Why run online pseudo-polls?
Posted by
Martin Stabe
on 9 February 2006 at 11:17
Tags: BBC, Blogs, Mobile Phones, Muhammad cartoons
The Washington Post’s Kevin Sullivan has a story about the role of new media technologies in fuelling the row surrounding the publication of cartoons of the Prophet Muhammad.
Text messages, blogs, helped spread rumour, gossip - and in some cases, misinformation - and help organise the various responses by Muslim groups.
One use the story documents is to manipulate online polls run by news organisations:
In London, Azzam Tamimi, a member of the Muslim Association of Britain, said text messages were being used to bring out the vote in opinion polls on the Internet. On Tuesday, he received a group message asking him to respond to a poll that a German newspaper was conducting about whether it should publish the cartoons. Even though the poll was aimed at readers in Germany, Tamimi said, instant global communication means “there are no barriers anymore.”
His group is helping to stage a rally Saturday in London’s Trafalgar Square. Organizers hope to attract thousands of moderate Muslims through mass e-mails and text messaging.
Abdul-Rehman Malik, a contributing editor of Q-News, a popular Muslim magazine in Britain, said he had received hundreds of e-mails and dozens of text messages about the cartoons. He said some messages were computer-generated so that thousands of phones could be reached nearly instantly, such as one telling him to reply “no” to a British TV survey about whether to broadcast the cartoons. “It’s efficient and immediate — the ultimate activists’ dream,” Malik said.
The UK Independence Party recently used similar tactics to manipulate a BBC poll into who was the most powerful person in Britain.

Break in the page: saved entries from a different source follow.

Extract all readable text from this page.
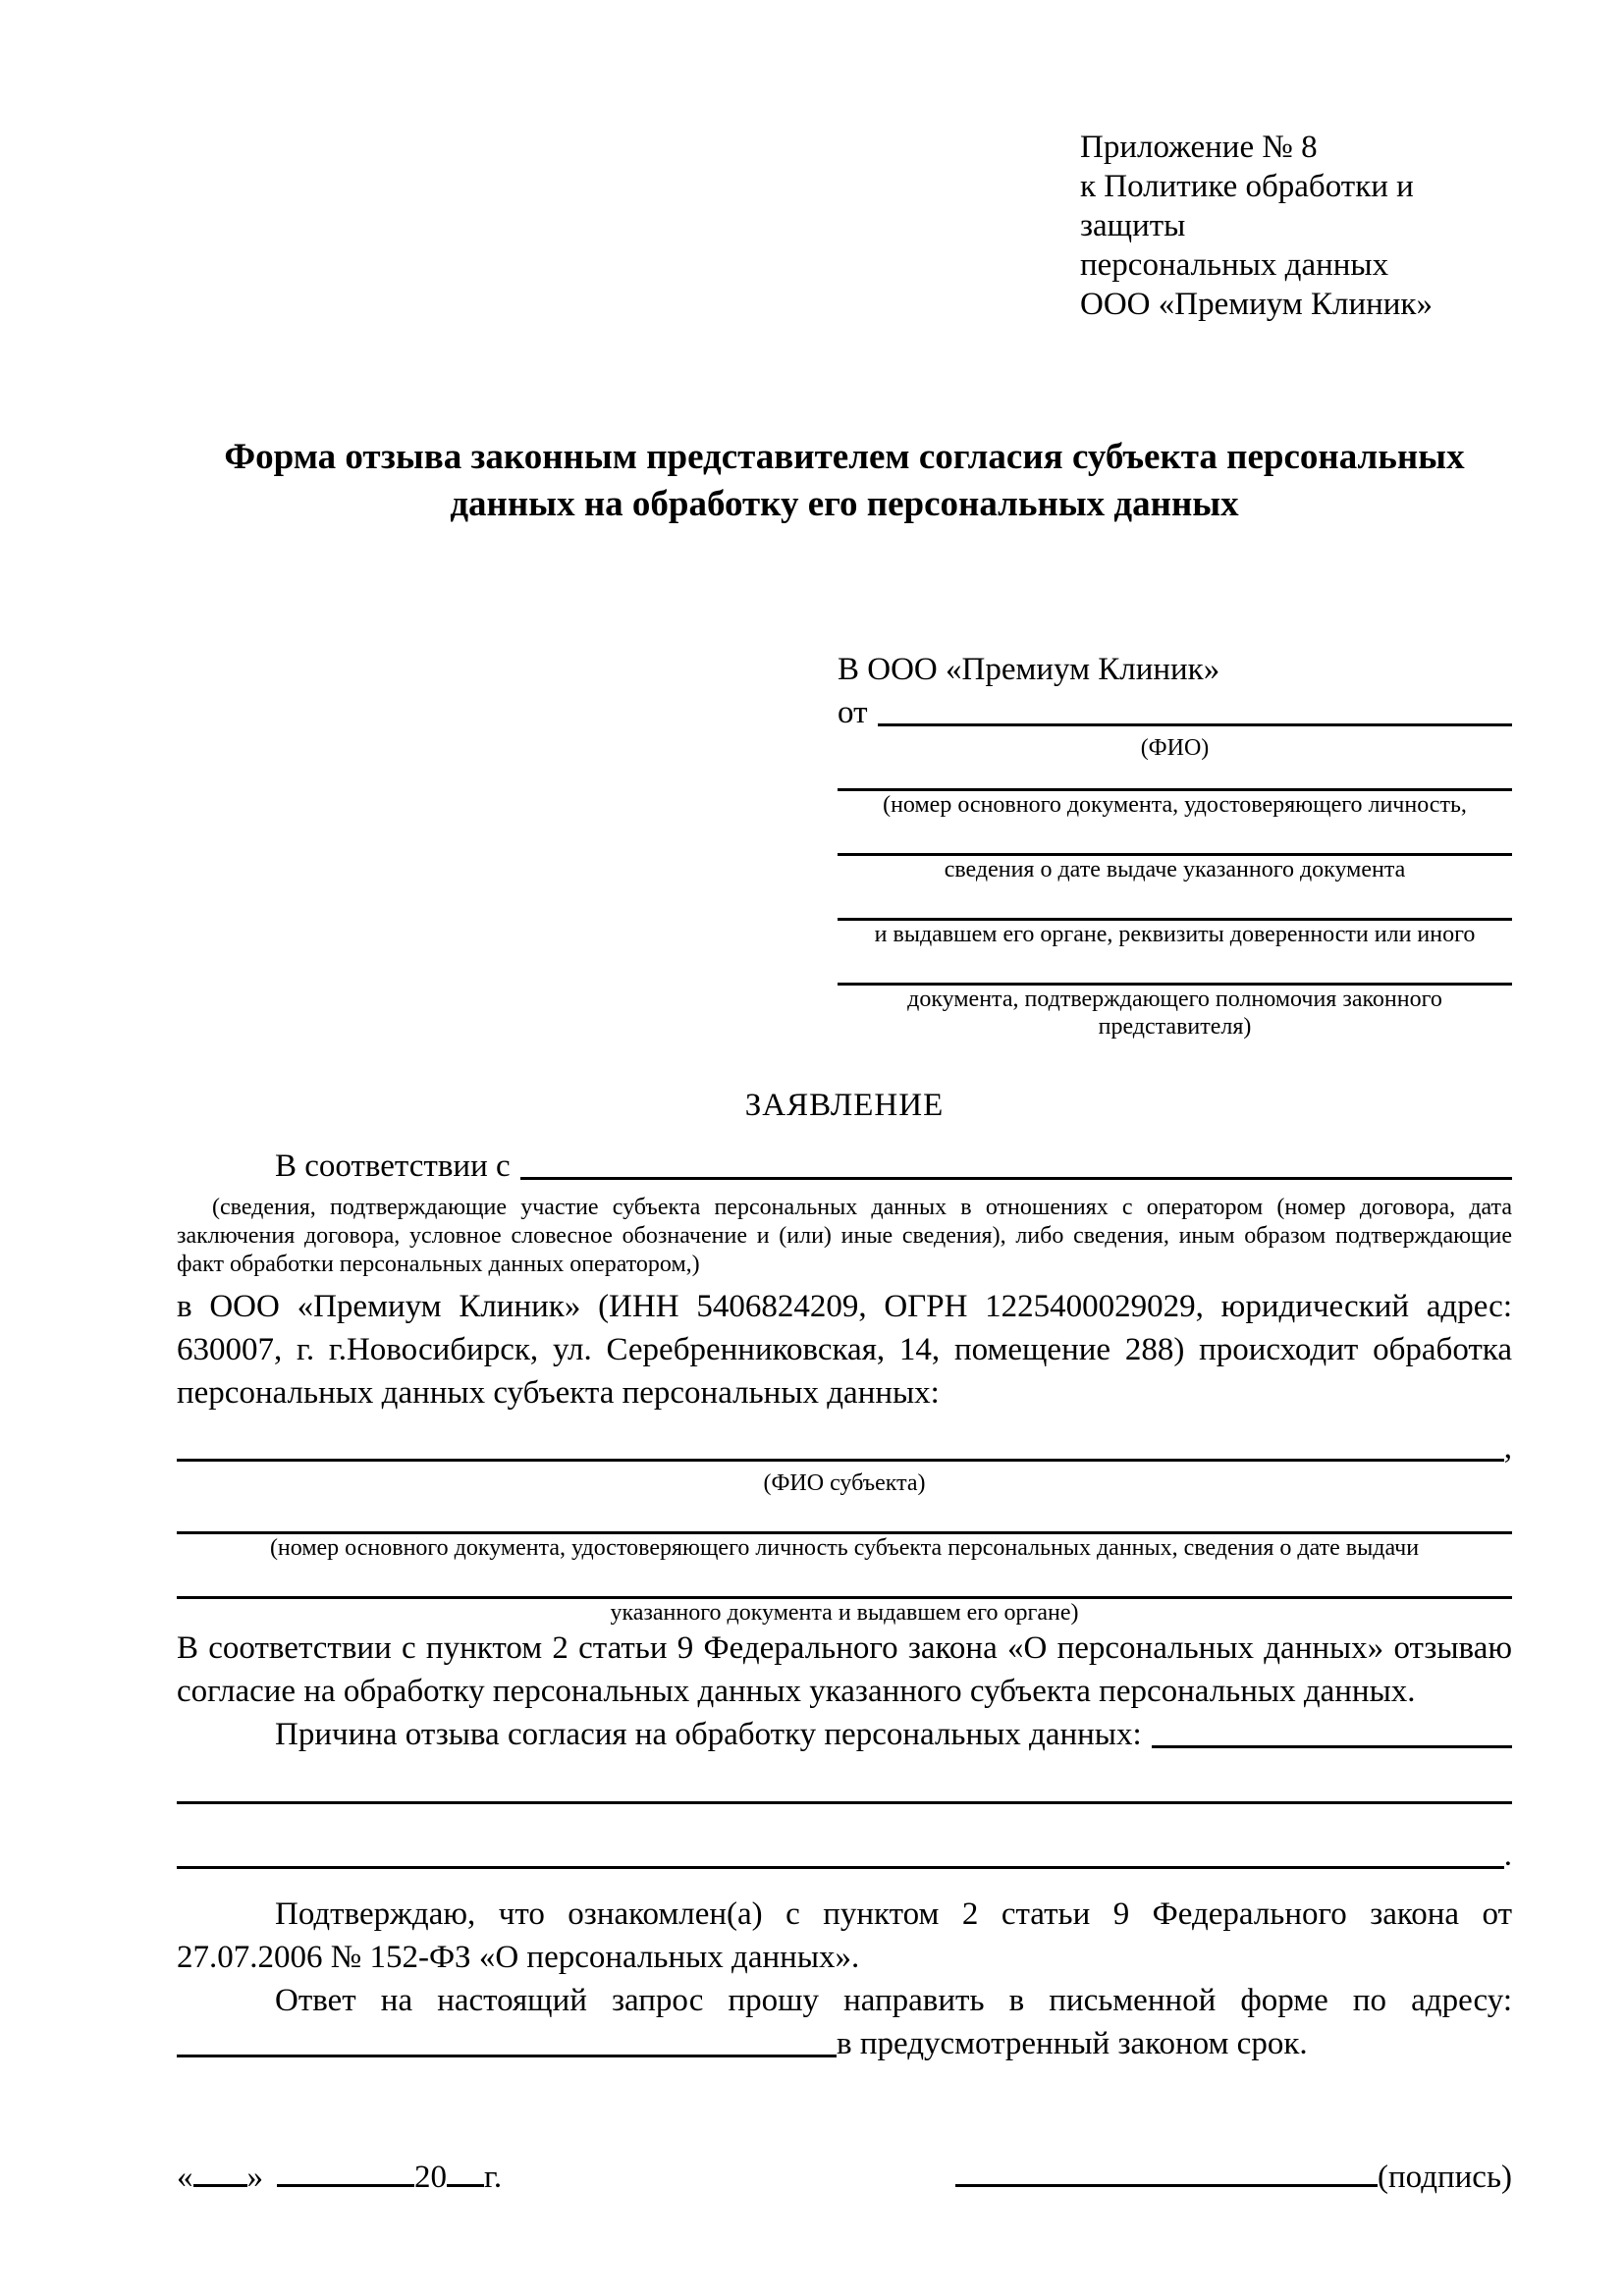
Приложение № 8
к Политике обработки и защиты
персональных данных
ООО «Премиум Клиник»
Форма отзыва законным представителем согласия субъекта персональных данных на обработку его персональных данных
В ООО «Премиум Клиник»
от
(ФИО)
(номер основного документа, удостоверяющего личность,
сведения о дате выдаче указанного документа
и выдавшем его органе, реквизиты доверенности или иного
документа, подтверждающего полномочия законного представителя)
ЗАЯВЛЕНИЕ
В соответствии с

(сведения, подтверждающие участие субъекта персональных данных в отношениях с оператором (номер договора, дата заключения договора, условное словесное обозначение и (или) иные сведения), либо сведения, иным образом подтверждающие факт обработки персональных данных оператором,)

в ООО «Премиум Клиник» (ИНН 5406824209, ОГРН 1225400029029, юридический адрес: 630007, г. г.Новосибирск, ул. Серебренниковская, 14, помещение 288) происходит обработка персональных данных субъекта персональных данных:

,
(ФИО субъекта)
(номер основного документа, удостоверяющего личность субъекта персональных данных, сведения о дате выдачи
указанного документа и выдавшем его органе)

В соответствии с пунктом 2 статьи 9 Федерального закона «О персональных данных» отзываю согласие на обработку персональных данных указанного субъекта персональных данных.

Причина отзыва согласия на обработку персональных данных:
.

Подтверждаю, что ознакомлен(а) с пунктом 2 статьи 9 Федерального закона от 27.07.2006 № 152-ФЗ «О персональных данных».

Ответ на настоящий запрос прошу направить в письменной форме по адресу:

в предусмотренный законом срок.
« »	20 г.	(подпись)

The anti-EU party mobilised its supporters to vote for EU Commission president Jose Manuel Barroso in order to highlight the influence of the EU on British politics.
But even without this sort of manipulation, online polls of the sort run by many news organisations on their web sites have never had any scientific validity whatsoever. The information they generate is meaningless because the sample is self-selecting. Rather than condemning political groups for attempting to manipulate such polls, we should be asking why news organsiations, which should be in the business of reporting truth, conduct and report on such pseudo-polls at all.
For commerical web sites, the answer is simple: polls — especially ones that are highlighted and rigged by activists — drive traffic to a new site. And that’s good for advertising sales. Telephone polls used by some TV broadcasters raise even more money with per-call charges. It’s a money spinner, but the outcome is inevitably also more spin than fact.